What WD-40 isn’t is a long lasting all-purpose lubricant. For that, you want grease, oil, graphite, Teflon, something not this. The thing about WD-40 is that it doesn’t really have staying power. It dries up, blows off, runs away, I have no idea what it’s actually doing, but after a while it just ain’t there no mo. The other (and significantly worse) thing about WD-40 is that it eats petroleum based things like some kinds of plastic and rubber. Like I said, it’s a bit of a solvent and it kills water. It’s not really meant to grease everything under the sun, tough guy. So before you douse your [whatever] with the yellow and blue can, remember that in two days your orings, seals, and plastic bushings may have turned to gum.

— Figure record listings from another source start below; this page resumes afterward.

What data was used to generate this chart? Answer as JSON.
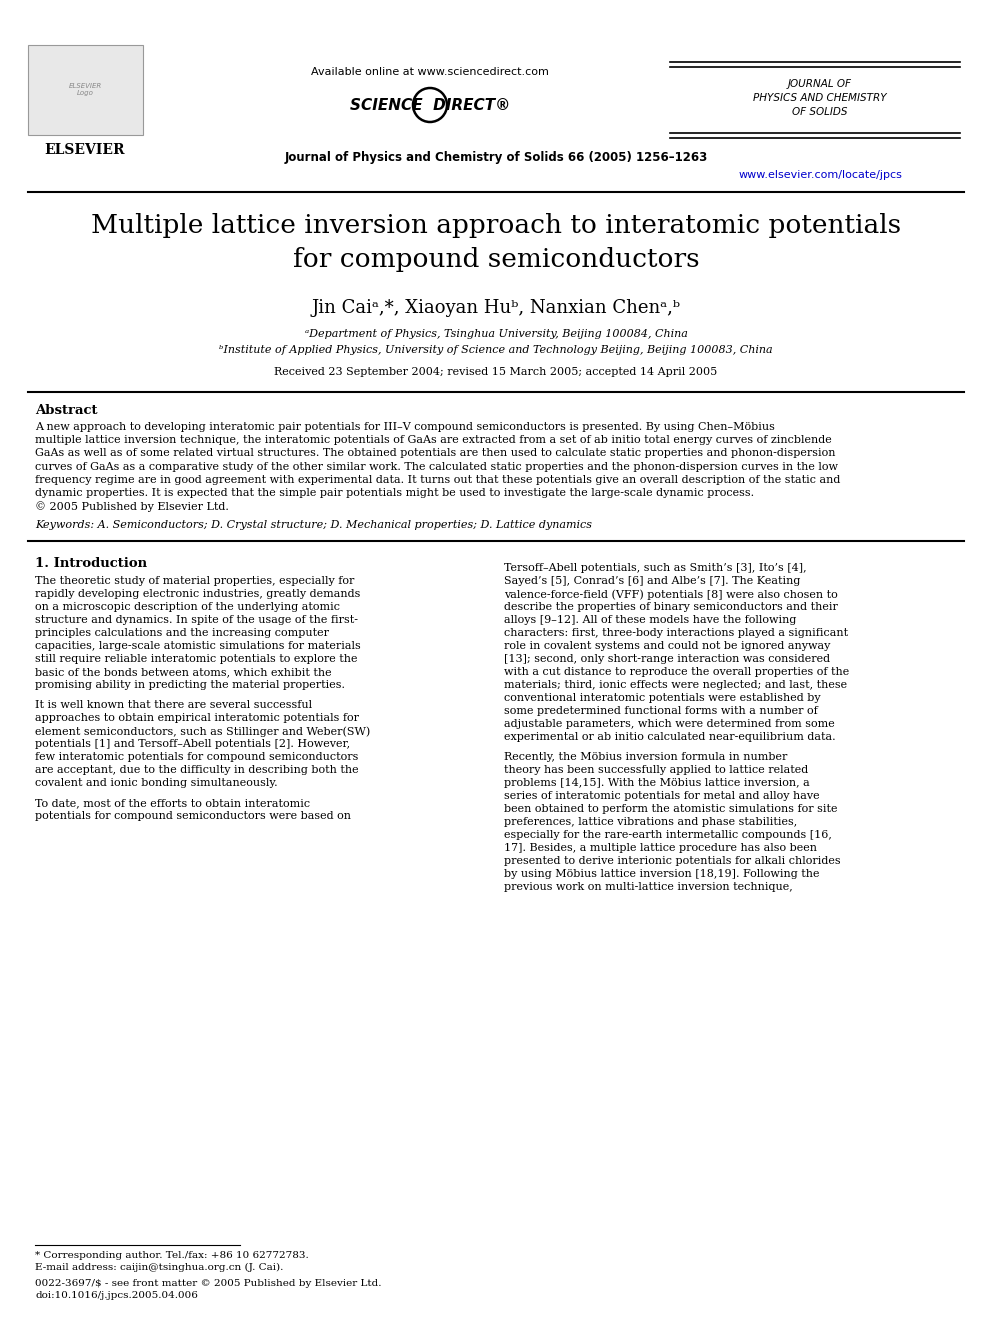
{
  "bg_color": "#ffffff",
  "header": {
    "available_online": "Available online at www.sciencedirect.com",
    "journal_name_top": "JOURNAL OF\nPHYSICS AND CHEMISTRY\nOF SOLIDS",
    "journal_ref": "Journal of Physics and Chemistry of Solids 66 (2005) 1256–1263",
    "url": "www.elsevier.com/locate/jpcs"
  },
  "title": "Multiple lattice inversion approach to interatomic potentials\nfor compound semiconductors",
  "authors": "Jin Caiᵃ,*, Xiaoyan Huᵇ, Nanxian Chenᵃ,ᵇ",
  "affil_a": "ᵃDepartment of Physics, Tsinghua University, Beijing 100084, China",
  "affil_b": "ᵇInstitute of Applied Physics, University of Science and Technology Beijing, Beijing 100083, China",
  "received": "Received 23 September 2004; revised 15 March 2005; accepted 14 April 2005",
  "abstract_title": "Abstract",
  "abstract_text": "A new approach to developing interatomic pair potentials for III–V compound semiconductors is presented. By using Chen–Möbius\nmultiple lattice inversion technique, the interatomic potentials of GaAs are extracted from a set of ab initio total energy curves of zincblende\nGaAs as well as of some related virtual structures. The obtained potentials are then used to calculate static properties and phonon-dispersion\ncurves of GaAs as a comparative study of the other similar work. The calculated static properties and the phonon-dispersion curves in the low\nfrequency regime are in good agreement with experimental data. It turns out that these potentials give an overall description of the static and\ndynamic properties. It is expected that the simple pair potentials might be used to investigate the large-scale dynamic process.\n© 2005 Published by Elsevier Ltd.",
  "keywords": "Keywords: A. Semiconductors; D. Crystal structure; D. Mechanical properties; D. Lattice dynamics",
  "section1_title": "1. Introduction",
  "col1_para1": "The theoretic study of material properties, especially for\nrapidly developing electronic industries, greatly demands\non a microscopic description of the underlying atomic\nstructure and dynamics. In spite of the usage of the first-\nprinciples calculations and the increasing computer\ncapacities, large-scale atomistic simulations for materials\nstill require reliable interatomic potentials to explore the\nbasic of the bonds between atoms, which exhibit the\npromising ability in predicting the material properties.",
  "col1_para2": "It is well known that there are several successful\napproaches to obtain empirical interatomic potentials for\nelement semiconductors, such as Stillinger and Weber(SW)\npotentials [1] and Tersoff–Abell potentials [2]. However,\nfew interatomic potentials for compound semiconductors\nare acceptant, due to the difficulty in describing both the\ncovalent and ionic bonding simultaneously.",
  "col1_para3": "To date, most of the efforts to obtain interatomic\npotentials for compound semiconductors were based on",
  "col2_para1": "Tersoff–Abell potentials, such as Smith’s [3], Ito’s [4],\nSayed’s [5], Conrad’s [6] and Albe’s [7]. The Keating\nvalence-force-field (VFF) potentials [8] were also chosen to\ndescribe the properties of binary semiconductors and their\nalloys [9–12]. All of these models have the following\ncharacters: first, three-body interactions played a significant\nrole in covalent systems and could not be ignored anyway\n[13]; second, only short-range interaction was considered\nwith a cut distance to reproduce the overall properties of the\nmaterials; third, ionic effects were neglected; and last, these\nconventional interatomic potentials were established by\nsome predetermined functional forms with a number of\nadjustable parameters, which were determined from some\nexperimental or ab initio calculated near-equilibrium data.",
  "col2_para2": "Recently, the Möbius inversion formula in number\ntheory has been successfully applied to lattice related\nproblems [14,15]. With the Möbius lattice inversion, a\nseries of interatomic potentials for metal and alloy have\nbeen obtained to perform the atomistic simulations for site\npreferences, lattice vibrations and phase stabilities,\nespecially for the rare-earth intermetallic compounds [16,\n17]. Besides, a multiple lattice procedure has also been\npresented to derive interionic potentials for alkali chlorides\nby using Möbius lattice inversion [18,19]. Following the\nprevious work on multi-lattice inversion technique,",
  "footnote1": "* Corresponding author. Tel./fax: +86 10 62772783.",
  "footnote2": "E-mail address: caijin@tsinghua.org.cn (J. Cai).",
  "footnote3": "0022-3697/$ - see front matter © 2005 Published by Elsevier Ltd.",
  "footnote4": "doi:10.1016/j.jpcs.2005.04.006"
}
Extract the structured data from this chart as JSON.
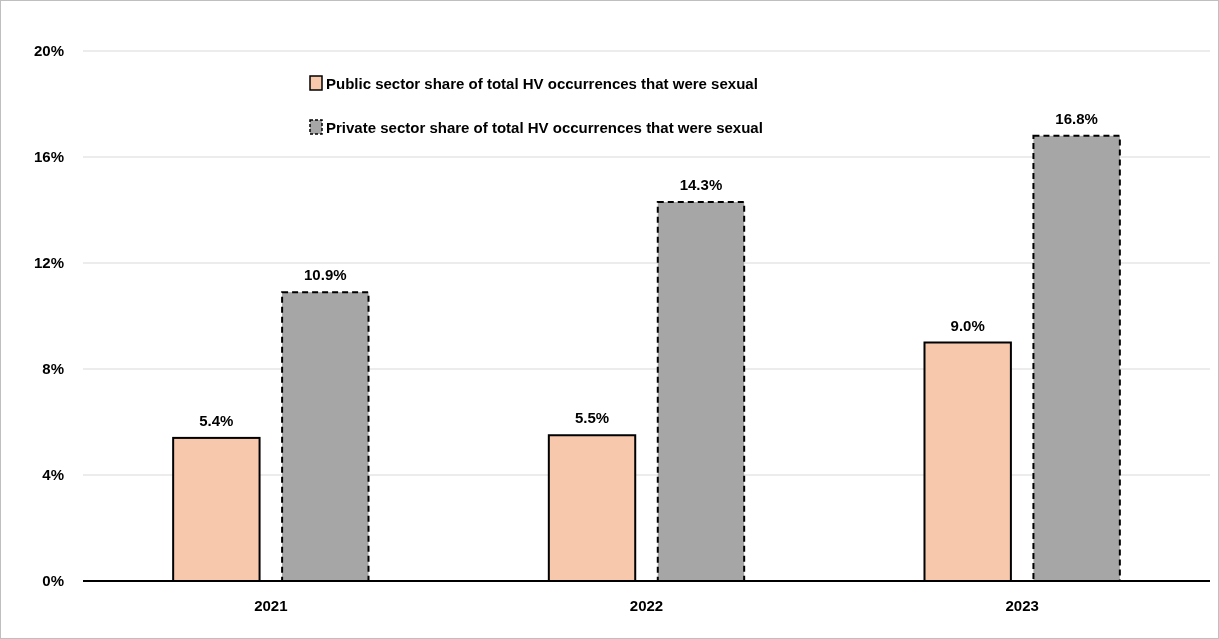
{
  "chart_data": {
    "type": "bar",
    "categories": [
      "2021",
      "2022",
      "2023"
    ],
    "series": [
      {
        "name": "Public sector share of total HV occurrences that were sexual",
        "color": "#f8c8ad",
        "values": [
          5.4,
          5.5,
          9.0
        ],
        "value_labels": [
          "5.4%",
          "5.5%",
          "9.0%"
        ],
        "line_style": "solid"
      },
      {
        "name": "Private sector share of total HV occurrences that were sexual",
        "color": "#a6a6a6",
        "values": [
          10.9,
          14.3,
          16.8
        ],
        "value_labels": [
          "10.9%",
          "14.3%",
          "16.8%"
        ],
        "line_style": "dashed"
      }
    ],
    "ylim": [
      0,
      20
    ],
    "yticks": [
      {
        "value": 0,
        "label": "0%"
      },
      {
        "value": 4,
        "label": "4%"
      },
      {
        "value": 8,
        "label": "8%"
      },
      {
        "value": 12,
        "label": "12%"
      },
      {
        "value": 16,
        "label": "16%"
      },
      {
        "value": 20,
        "label": "20%"
      }
    ],
    "grid": "y",
    "legend": "top"
  }
}
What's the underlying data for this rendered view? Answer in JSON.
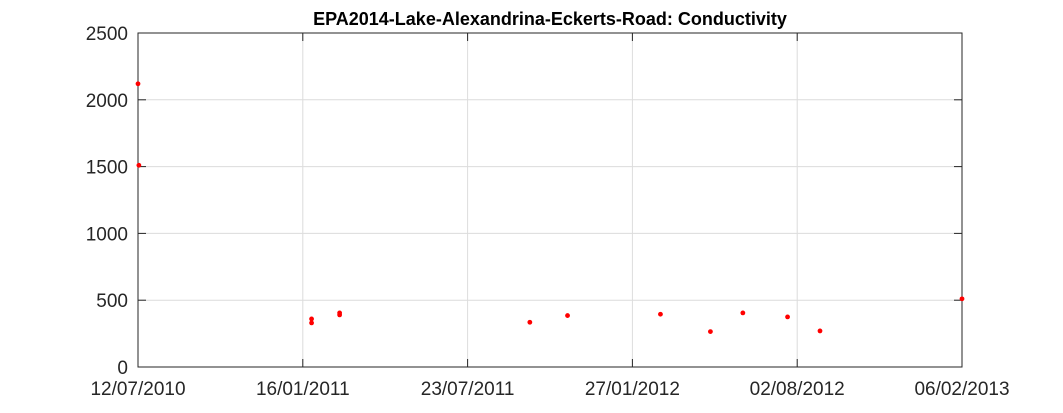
{
  "chart_data": {
    "type": "scatter",
    "title": "EPA2014-Lake-Alexandrina-Eckerts-Road: Conductivity",
    "xlabel": "",
    "ylabel": "",
    "x_axis_type": "date",
    "xlim": [
      "12/07/2010",
      "06/02/2013"
    ],
    "ylim": [
      0,
      2500
    ],
    "x_ticks": [
      "12/07/2010",
      "16/01/2011",
      "23/07/2011",
      "27/01/2012",
      "02/08/2012",
      "06/02/2013"
    ],
    "y_ticks": [
      0,
      500,
      1000,
      1500,
      2000,
      2500
    ],
    "grid": true,
    "legend": "none",
    "marker_color": "#ff0000",
    "series": [
      {
        "points": [
          {
            "x": "12/07/2010",
            "y": 2120
          },
          {
            "x": "13/07/2010",
            "y": 1510
          },
          {
            "x": "26/01/2011",
            "y": 360
          },
          {
            "x": "26/01/2011",
            "y": 330
          },
          {
            "x": "27/02/2011",
            "y": 405
          },
          {
            "x": "27/02/2011",
            "y": 390
          },
          {
            "x": "02/10/2011",
            "y": 335
          },
          {
            "x": "14/11/2011",
            "y": 385
          },
          {
            "x": "28/02/2012",
            "y": 395
          },
          {
            "x": "25/04/2012",
            "y": 265
          },
          {
            "x": "01/06/2012",
            "y": 405
          },
          {
            "x": "22/07/2012",
            "y": 375
          },
          {
            "x": "28/08/2012",
            "y": 270
          },
          {
            "x": "06/02/2013",
            "y": 510
          }
        ]
      }
    ]
  }
}
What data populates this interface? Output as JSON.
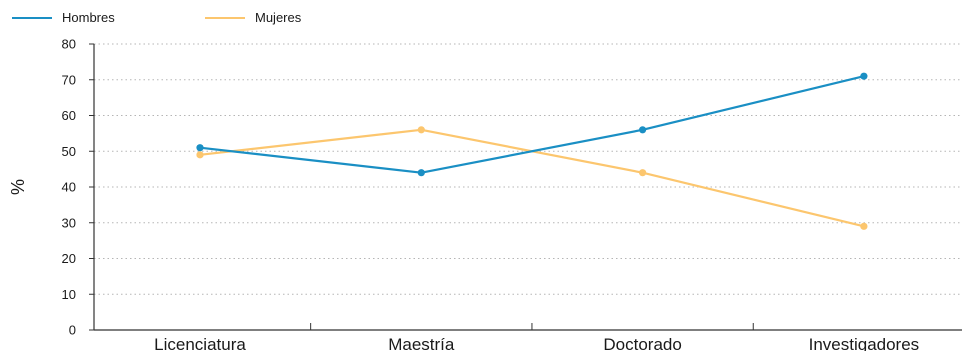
{
  "chart_data": {
    "type": "line",
    "categories": [
      "Licenciatura",
      "Maestría",
      "Doctorado",
      "Investigadores"
    ],
    "series": [
      {
        "name": "Hombres",
        "color": "#1a8fc4",
        "values": [
          51,
          44,
          56,
          71
        ]
      },
      {
        "name": "Mujeres",
        "color": "#fcc66e",
        "values": [
          49,
          56,
          44,
          29
        ]
      }
    ],
    "ylabel": "%",
    "xlabel": "",
    "ylim": [
      0,
      80
    ],
    "yticks": [
      0,
      10,
      20,
      30,
      40,
      50,
      60,
      70,
      80
    ],
    "grid": "horizontal-dotted",
    "legend_position": "top-left"
  }
}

So what to do...how about this: If you own a hammer, a pipe wrench, and a tape measure and try to get everything done using only those tools, go ahead and WD-40 this hell out of everything. It's not really going to make it worse. If you own calipers, torx wrenches, a torque wrench, or gaskets of any sort, consult the goddam manual.Gratuitous video of guy smashing WD-40 can:
Saturday, January 5, 2008
2008: Resolutions
2008 has a resolution, at least. I figured everybody's doing it, might as well. The thing is, all I could come up with was "Get to it." Feeling pretty good about it though- if by this time next year, I can look back and say, "Man, 2008. I really got to it." ...well yeah, that'd be cool.
Friday, January 4, 2008
...aaand we're back
The christmas season came and went. The season kicked off as usual, with me and my dad getting into the holiday spirit by swearing a lot. I feel no remorse about this - there's always something wrong with the fucking christmas lights. You get all the way done and discover that one of the strings died while you were putting it up. You take that one down and replace it with another string containing an equal number of lights, only to find that this string is 3 feet shorter than the last. I will never understand why 70 lights at 4 inch spacing does not consistently result in 280 inches. Then you accordion everything downstream of that over 3 feet to match, and you end up not making it around the last window. So you add another string, and now you have an extra 20 feet of lights that you have to hide in the bushes. This cycle would go on and on forever without a) better planning or b) an eventual "eh, that's good enough" attitude. Guess which we usually end up on. Once I achieve this frame of mind, I usually have about three-and-a-half weeks to let it fester before last minute panic forces me to shop for gifts. If the mall is crowded, you're all getting extension cords.